The results of these bond strength tests with the same four dentin moisture surface conditions combined with cements showed that several adhesives/cements were highly tolerant of varying dentin moisture conditions. The two best systems were Adhese Universal/Variolink Esthetic (Ivoclar Vivadent; www.ivoclarvivadent.com), with dentin bond strength values of dentin moisture groups 1, 3, and 4 ranging from 82% to 99% of the ideal moist dentin; and Scotchbond™ Universal/RelyX™ Ultimate (3M; www.3M.com) ranging from 77% to 93% of moist dentin.1,2

“We also evaluated the self-etching bond strengths and found that of the four adhesives/cements evaluated, the self-etch enamel bond strengths ranged from 64.3% to 86.3% for the phosphoric-acid–etched enamel,” Sorensen says. “The self-etch dentin bond strengths ranged from 64% to 87% for the phosphoric-acid–treated moist dentin.”

This means that the new generation of adhesive/cement systems bring, first, a reduction in technique sensitivity with a considerable improvement in the tolerance of dentin moisture surface conditions, Sorensen explains.
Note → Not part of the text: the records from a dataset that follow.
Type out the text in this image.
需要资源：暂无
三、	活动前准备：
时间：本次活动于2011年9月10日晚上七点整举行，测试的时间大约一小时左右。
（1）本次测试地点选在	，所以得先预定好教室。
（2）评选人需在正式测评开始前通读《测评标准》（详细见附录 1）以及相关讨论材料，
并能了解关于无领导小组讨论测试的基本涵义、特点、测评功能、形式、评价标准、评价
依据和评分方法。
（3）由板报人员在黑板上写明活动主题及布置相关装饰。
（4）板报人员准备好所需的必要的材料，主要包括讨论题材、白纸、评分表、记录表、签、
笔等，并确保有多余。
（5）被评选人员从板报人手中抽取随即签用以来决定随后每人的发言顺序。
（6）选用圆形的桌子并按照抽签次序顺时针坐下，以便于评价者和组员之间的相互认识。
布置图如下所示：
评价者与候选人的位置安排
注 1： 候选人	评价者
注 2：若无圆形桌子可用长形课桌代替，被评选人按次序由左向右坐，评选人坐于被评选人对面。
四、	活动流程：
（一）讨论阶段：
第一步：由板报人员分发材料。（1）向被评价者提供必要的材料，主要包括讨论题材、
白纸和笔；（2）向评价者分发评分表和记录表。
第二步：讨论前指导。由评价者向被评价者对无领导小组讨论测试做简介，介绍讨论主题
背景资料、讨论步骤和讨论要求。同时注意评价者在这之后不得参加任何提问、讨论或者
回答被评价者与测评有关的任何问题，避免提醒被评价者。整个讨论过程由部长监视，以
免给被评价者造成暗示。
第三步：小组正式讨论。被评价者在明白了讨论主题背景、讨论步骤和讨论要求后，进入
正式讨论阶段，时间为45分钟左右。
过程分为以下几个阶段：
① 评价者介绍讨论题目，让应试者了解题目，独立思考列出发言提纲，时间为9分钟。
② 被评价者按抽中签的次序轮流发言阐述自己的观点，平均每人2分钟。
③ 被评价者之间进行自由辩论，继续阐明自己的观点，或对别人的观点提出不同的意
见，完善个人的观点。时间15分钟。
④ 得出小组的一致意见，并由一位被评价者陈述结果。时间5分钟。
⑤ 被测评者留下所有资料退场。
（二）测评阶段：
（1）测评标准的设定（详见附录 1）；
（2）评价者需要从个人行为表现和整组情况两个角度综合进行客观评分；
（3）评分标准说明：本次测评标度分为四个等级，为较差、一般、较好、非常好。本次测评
Secondly, with the improvements in the self-etching qualities of these adhesives, dentists can have a second line of defense by knowing the dentin self-etching qualities of the adhesives can correct potential procedural mistakes made during the adhesive preparation process.1,2


1. Sorensen JA, Chen Y-W. Shear bond strength of adhesives to dentin with varying moisture conditions. J Dent Res. 2016: Spec. Iss. Ab# 1342.

2. Sorensen JA, Chen Y-W. Shear bond strength of cements to dentin with varying moisture conditions. J Prosthet Dent. Manuscript in preparation.